A masquerade takes place when the attacker, under certain entity, pretends to be a different entity, and therefore enabling an authorized entity to obtain extra privileges. Replay involves the passive capture of a data unit and its subsequent retransmission to produce an unauthorized effect.
Modification of service simply means that some portion of a legitimate message is altered, or that messages are delayed or reordered, to produce an unauthorized effect. The denial of service prevents or inhibits the normal use or management of communications facilities. This is a very important and serious possible attack. It could disrupt an entire network, either by disabling the network or by overloading it with messages so as to degrade performance. The attacker could target airports, financial centers, power companies, dams control centers, etc. It is quite difficult to prevent active attacks. The goal is to detect them and to recover from any disruption or delays caused by them.
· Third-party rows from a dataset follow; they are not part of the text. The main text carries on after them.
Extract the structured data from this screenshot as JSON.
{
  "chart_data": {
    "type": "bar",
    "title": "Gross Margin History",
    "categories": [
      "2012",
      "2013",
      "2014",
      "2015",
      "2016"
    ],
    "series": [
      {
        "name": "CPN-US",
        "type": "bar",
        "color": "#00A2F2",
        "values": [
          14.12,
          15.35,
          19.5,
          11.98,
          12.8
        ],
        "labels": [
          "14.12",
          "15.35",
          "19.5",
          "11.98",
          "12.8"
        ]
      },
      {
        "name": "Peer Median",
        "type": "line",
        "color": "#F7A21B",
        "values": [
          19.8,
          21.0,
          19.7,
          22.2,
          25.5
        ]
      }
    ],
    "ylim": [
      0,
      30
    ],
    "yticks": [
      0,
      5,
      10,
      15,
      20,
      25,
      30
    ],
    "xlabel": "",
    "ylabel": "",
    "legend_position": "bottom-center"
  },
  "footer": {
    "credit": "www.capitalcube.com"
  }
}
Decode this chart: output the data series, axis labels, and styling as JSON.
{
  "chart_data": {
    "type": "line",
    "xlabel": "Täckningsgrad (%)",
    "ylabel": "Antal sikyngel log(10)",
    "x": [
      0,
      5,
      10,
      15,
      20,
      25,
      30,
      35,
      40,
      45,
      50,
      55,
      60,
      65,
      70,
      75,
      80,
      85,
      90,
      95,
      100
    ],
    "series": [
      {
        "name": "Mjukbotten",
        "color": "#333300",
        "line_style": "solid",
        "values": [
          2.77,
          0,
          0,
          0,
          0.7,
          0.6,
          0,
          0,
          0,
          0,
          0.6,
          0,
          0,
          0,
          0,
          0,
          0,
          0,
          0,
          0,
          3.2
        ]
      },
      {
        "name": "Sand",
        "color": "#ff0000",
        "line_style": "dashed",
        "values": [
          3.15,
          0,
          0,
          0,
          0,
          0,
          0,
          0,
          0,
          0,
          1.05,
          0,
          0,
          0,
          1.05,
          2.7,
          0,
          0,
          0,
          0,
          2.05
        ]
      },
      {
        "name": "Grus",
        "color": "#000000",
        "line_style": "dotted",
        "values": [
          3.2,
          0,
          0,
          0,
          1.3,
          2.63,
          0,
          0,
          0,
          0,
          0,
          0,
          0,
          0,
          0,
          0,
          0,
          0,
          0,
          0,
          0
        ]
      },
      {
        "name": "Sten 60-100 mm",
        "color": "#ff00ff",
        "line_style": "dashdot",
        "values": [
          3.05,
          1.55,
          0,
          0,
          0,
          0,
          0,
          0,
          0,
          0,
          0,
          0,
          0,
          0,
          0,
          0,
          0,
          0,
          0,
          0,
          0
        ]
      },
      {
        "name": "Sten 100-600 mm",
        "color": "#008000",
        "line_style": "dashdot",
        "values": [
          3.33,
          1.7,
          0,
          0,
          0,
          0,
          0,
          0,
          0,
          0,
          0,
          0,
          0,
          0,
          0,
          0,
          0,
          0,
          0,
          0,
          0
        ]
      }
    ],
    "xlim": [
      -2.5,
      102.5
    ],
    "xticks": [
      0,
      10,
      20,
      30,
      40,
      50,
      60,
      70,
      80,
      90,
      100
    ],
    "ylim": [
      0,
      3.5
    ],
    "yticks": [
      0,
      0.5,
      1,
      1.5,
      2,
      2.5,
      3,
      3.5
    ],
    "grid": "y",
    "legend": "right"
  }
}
There are three classes of intruders:
· Masquerader: the intruder is not authorized to use the computer and penetrates a system's access controls to get inside. This can be done from the Bejucal base
· Misfeasor: A legitimate user who access data, programs, or resources for which is not authorized. This can be done by an insider, not from the Bejucal base
· Clandestine: the intruder seizes supervisory control of the system. Can be done from inside or from the Bejucal base
The objective of the intruder is to gain access to a system or to increase the range of privileges accessible on a system. The intruder must acquired information that should have been protected. In most cases, this information is in the form of a password. The password file can be protected by one way encryption or by limiting the access control to the file. What are the most common techniques used so far to try to break into a system?
· Try words on the system's online dictionary
· Collect information about the users. Full names, spouses' names, children's names, pictures in their offices, books in their offices, etc (Here the operating personnel in Bejucal needs inside information)
· Users' phone numbers, social security numbers, room numbers, license plate numbers, etc (inside information is also needed)
· Use a Trojan horse
· Tap the line between a remote user and the host system
Network security has assumed increasing importance. Individuals, corporations, government agencies, must heighten their awareness to protect data and messages, and to protect systems from network-based attacks. The disciplines of cryptography and network security have matured, leading to the development of practical, readily available applications to enforce network security.